My rope in the gingko tree. “Don’t worry about that. I have a secret stash.”

“That’s my girl.” He grinned.

“How did you know all of this was here? Or how to use it?”

“They haven’t told you yet?”

“Who? Told me what?”

“You’re in Pseudotsuga’s line. You and your mom and your grandfather. The council passes it down to all of the descendants of the First Council of Maestros.”

“You mean Mom knows about this stuff?”

“Back in the day, I wasn’t the only one who liked the cannabis. Got your mom baked one time and she let a few things slip. I figured out the rest on my own.”

“How? By breaking in? Picking locks?”

He smirked. “What can I say? It’s a gift. But this isn’t the only thing I discovered.”

“Yeah? What else?”

He bit his lip and looked at me a moment. He shook his head and said, “Naw. There’s no point. You’ll be out of here before morning. It won’t matter.”

“Tell me! What else don’t I know?”

He bent close and whispered, two conspirators in the middle of a dark night. “They’ve got books in here. Everything you ever wanted to know about the before times. About the earthwalkers. About the climbing gear. And The Book of Silvanus—”

“So? Who cares about The Book of Silvanus? They teach all of us that duff, those lies. The end of the world. Cannibals. Snow.”

He quirked his lips. “What’s this, Ostrya? You doubt the almighty book? Perhaps you are like your old man after all.”

“Wait—you don’t think it’s true either?”

“I don’t know a thing about the world down there. Don’t know if earthwalkers are still alive or ate each other long ago. What I do know is this—there are pages we’ve never seen locked up in here. Pages written by the First Climbers. Books written before the First Climbers. So much to read, so much we don’t know.”

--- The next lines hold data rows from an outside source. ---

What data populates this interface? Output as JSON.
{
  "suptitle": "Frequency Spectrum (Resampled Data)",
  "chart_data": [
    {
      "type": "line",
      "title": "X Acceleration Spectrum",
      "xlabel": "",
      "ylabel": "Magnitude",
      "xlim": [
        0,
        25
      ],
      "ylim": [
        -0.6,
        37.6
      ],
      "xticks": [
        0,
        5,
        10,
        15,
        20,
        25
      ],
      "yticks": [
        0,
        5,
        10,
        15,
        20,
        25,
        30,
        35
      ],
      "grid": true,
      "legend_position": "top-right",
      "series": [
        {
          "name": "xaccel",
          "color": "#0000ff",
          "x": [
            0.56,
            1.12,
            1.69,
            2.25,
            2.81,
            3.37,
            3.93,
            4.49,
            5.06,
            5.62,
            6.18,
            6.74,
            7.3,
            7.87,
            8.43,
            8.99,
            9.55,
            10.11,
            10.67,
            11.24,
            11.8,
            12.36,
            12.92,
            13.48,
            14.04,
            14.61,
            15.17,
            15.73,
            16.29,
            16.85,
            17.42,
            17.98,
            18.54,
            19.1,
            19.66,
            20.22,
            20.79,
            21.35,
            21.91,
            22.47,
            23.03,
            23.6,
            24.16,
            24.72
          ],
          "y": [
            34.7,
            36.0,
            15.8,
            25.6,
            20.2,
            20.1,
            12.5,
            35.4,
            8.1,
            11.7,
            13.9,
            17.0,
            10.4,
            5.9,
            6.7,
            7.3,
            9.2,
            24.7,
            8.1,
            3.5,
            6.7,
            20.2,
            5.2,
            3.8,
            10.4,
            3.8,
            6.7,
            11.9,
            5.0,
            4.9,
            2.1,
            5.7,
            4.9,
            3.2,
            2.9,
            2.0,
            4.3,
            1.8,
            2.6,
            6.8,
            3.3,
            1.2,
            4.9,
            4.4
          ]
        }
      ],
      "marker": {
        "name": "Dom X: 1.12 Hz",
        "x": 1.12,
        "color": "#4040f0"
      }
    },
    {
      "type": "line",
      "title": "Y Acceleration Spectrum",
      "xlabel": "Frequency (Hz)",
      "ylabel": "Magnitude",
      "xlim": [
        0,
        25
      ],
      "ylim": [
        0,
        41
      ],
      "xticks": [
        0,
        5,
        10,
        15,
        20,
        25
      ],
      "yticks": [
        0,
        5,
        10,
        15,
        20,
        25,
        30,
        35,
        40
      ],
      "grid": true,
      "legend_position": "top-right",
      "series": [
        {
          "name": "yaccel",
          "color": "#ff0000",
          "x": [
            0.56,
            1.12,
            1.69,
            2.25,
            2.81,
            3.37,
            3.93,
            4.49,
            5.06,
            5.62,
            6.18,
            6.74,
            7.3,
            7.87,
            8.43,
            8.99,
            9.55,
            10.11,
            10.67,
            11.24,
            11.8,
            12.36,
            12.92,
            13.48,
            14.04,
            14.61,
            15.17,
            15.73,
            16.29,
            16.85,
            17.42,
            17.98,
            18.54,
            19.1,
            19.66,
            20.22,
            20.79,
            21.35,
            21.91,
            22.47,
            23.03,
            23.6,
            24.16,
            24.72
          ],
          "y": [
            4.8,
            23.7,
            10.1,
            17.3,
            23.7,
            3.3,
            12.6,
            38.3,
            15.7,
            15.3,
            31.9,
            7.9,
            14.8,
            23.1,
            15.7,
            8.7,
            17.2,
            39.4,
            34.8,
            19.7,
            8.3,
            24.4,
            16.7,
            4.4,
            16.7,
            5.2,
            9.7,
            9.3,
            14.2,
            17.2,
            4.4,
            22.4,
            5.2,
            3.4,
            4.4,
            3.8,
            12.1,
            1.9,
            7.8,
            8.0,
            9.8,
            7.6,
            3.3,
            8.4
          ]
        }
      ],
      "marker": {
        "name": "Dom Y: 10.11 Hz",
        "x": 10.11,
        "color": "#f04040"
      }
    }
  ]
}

“So that’s curious because?”

“Why does the council keep all of this knowledge to themselves? What do Butia, Hamamalis, Drypetes, and Wollemia know that we don’t? They teach us about oxygen saturation levels, the lifecycle of an orb weaver, the protein content of a squirrel. What aren’t they teaching us?”

“I don’t know. The truth? They’ve been lying to us for years.”

The laces of the heavy boots cut into my neck. I moved the string to a fresh spot. I didn’t care about any of this. I hadn’t believed The Book of Silvanus for years. To find out now that we didn’t know something, or that some of us didn’t know, only confirmed my disbelief. Butia’s involvement didn’t even surprise me. Nothing surprised me. I was ready to be gone.

“You’re right. They don’t share the books precisely because they don’t want us to know the truth. Ever since the First Climbers, the council has handed down secrets from one generation to the next. These books are just the tip of the conspiracy.”

Yew’s eyes gleamed, pupils huge in his gray face, and I realized he was drunk. I’d briefly glimpsed the father I once had. For the first time in years, he’d helped me as a father should. He’d taught me a few things and we shared a moment, but abuse of drugs and booze had addled his brain. He was paranoid and suspicious. And my time was limited.

“I need to go.”

He looked away and when he turned back to face me, the candlelight glinted off his wet eyes. For the first time in eight years, I reached out and hugged my father.

“I love you, baby girl. My fierce climber. You’ll never know how much.”

“I love you, too, Dad.” I grabbed the climbing gear and didn’t look back.